Na alle boosheid en machteloosheid opzij te hebben gezet, rest mij de minister een tweetal vragen te stellen: Hoe gaat deze beëindigingsregeling bijdragen een de acute problemen op de mestmarkt (‘veroorzaakt door overheidsbeleid’ zal ik daarbij inslikken)? En hoe gaat deze beëindigingsregeling bijdragen aan verbetering van waterkwaliteit?

Het ministerie is de weg kwijt
Het ministerie is de weg kwijt. Krimp van de veehouderij gaat niet bijdragen aan behalen van doelen op gebied van waterkwaliteit. Sturen op bodem- en gewasbehoefte gaat waterkwaliteit verbeteren op plekken waar dat nog nodig is. Geen generiek beleid, maar maatwerk. Zoveel mogelijk dierlijke mest in plaats van kunstmest.

Dan heb ik nog niets eens iets gezegd over voedselzekerheid. Het ministerie is de weg kwijt... Het wordt tijd voor een nieuwe coalitie.

Deze opinie verscheen eerder deze week op Pigbusiness.

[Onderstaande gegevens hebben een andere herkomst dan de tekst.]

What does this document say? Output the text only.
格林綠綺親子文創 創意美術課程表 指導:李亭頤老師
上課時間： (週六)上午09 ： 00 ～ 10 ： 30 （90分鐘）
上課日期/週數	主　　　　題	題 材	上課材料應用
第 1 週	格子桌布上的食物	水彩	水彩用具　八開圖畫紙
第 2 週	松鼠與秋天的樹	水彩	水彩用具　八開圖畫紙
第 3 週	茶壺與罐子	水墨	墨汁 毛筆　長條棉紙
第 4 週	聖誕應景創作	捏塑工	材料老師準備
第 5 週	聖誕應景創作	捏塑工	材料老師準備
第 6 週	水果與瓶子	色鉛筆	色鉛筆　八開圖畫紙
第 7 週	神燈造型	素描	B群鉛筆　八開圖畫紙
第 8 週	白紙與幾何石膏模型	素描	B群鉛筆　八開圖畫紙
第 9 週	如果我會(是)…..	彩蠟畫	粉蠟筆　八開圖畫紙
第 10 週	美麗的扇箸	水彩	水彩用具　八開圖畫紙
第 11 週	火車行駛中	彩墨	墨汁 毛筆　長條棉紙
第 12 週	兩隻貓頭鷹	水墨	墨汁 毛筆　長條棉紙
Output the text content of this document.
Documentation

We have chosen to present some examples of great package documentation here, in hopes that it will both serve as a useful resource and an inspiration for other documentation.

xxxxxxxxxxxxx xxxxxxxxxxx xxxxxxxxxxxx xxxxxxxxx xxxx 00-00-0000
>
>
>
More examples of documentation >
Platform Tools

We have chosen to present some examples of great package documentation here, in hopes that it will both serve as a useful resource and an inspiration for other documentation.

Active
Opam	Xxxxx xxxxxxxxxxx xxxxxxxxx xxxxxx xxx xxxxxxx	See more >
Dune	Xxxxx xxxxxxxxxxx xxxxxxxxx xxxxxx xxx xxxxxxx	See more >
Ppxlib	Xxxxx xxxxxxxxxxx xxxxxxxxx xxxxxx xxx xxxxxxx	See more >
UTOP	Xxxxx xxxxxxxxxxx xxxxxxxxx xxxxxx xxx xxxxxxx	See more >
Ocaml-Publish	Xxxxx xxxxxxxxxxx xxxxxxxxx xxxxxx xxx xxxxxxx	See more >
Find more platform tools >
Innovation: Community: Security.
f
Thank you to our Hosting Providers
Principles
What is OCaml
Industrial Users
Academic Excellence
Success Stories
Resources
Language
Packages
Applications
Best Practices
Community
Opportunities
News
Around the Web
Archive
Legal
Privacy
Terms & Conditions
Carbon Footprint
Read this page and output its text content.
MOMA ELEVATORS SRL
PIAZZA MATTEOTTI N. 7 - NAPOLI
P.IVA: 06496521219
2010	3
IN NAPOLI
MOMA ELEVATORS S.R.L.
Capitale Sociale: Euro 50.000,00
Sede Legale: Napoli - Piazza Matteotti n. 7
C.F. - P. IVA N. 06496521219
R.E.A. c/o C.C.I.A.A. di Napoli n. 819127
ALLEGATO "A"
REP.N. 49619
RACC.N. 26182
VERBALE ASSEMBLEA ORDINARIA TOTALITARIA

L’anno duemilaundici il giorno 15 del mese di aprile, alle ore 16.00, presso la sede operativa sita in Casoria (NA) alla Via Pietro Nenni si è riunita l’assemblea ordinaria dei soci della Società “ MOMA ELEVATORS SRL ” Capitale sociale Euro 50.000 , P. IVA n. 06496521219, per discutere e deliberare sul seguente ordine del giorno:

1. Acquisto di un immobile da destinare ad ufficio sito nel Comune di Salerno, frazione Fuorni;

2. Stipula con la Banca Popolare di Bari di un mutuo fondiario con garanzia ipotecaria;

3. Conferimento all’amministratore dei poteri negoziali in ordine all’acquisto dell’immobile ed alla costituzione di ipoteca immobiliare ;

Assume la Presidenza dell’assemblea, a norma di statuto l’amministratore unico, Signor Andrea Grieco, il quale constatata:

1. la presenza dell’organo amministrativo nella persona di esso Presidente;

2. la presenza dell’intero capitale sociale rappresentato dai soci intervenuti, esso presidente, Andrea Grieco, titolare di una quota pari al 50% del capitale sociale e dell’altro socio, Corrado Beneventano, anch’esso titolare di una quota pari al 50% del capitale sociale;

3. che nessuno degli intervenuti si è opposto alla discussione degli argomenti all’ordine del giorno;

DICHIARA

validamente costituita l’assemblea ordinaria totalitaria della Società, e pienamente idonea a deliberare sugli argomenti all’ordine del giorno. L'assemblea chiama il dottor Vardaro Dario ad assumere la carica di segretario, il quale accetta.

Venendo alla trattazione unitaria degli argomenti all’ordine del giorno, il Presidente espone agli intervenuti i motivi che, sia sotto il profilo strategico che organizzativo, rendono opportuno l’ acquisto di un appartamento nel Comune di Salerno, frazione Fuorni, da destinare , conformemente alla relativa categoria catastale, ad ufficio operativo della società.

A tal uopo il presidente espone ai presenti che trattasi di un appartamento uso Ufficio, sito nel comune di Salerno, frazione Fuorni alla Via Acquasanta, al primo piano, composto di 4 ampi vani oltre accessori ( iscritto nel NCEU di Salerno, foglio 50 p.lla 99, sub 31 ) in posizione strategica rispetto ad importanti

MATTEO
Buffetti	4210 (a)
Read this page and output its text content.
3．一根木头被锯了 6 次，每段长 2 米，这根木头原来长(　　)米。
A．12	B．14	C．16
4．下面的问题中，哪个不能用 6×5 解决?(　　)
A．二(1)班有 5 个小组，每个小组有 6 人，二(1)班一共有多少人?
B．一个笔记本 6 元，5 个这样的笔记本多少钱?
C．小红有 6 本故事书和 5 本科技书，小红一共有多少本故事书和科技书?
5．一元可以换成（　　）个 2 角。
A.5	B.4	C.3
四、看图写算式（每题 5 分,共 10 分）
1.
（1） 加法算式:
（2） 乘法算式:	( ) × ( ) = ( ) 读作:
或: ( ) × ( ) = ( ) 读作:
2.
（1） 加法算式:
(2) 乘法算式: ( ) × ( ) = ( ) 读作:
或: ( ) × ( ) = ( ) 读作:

Het debat over waterkwaliteit is los

In Nieuwsuur beweerde LTO-voorzitter Ger Koopmans dat boeren veel hadden gedaan om de waterkwaliteit te verbeteren. Volgens NPOradio1 is dat fictie. Onder de kop Slechts 4 procent van de wateren voldoet aan norm voor chemische stoffen – met name ‘vlamvertragers’ blijken problematische vervuilers bracht de NRC een reportage waaruit bleek dat vooral vlamvertragers de Nederlandse wateren onveilig en vuil maken.
De vraag 'Welk doel dient het om dierlijke mest wat minder uitspoelt, te vervangen door kunstmest wat meer uitspoelt?' lijkt terecht, zegt ook dit filmpje van groene bodemboeren:


Op X komt melkveebestuurder Jos Verstraten terug op een commentaar van directeur Marjolein Demmers van Natuur & Milieu voor een reportage van Nieuwsuur die - inderdaad - niet erg deskundige verbanden legde over waterkwaliteit. Het was een staaltje framing voor de kijker omdat het over boeren ging; die moesten 'het' dus gedaan hebben en niet de vlamvertragers.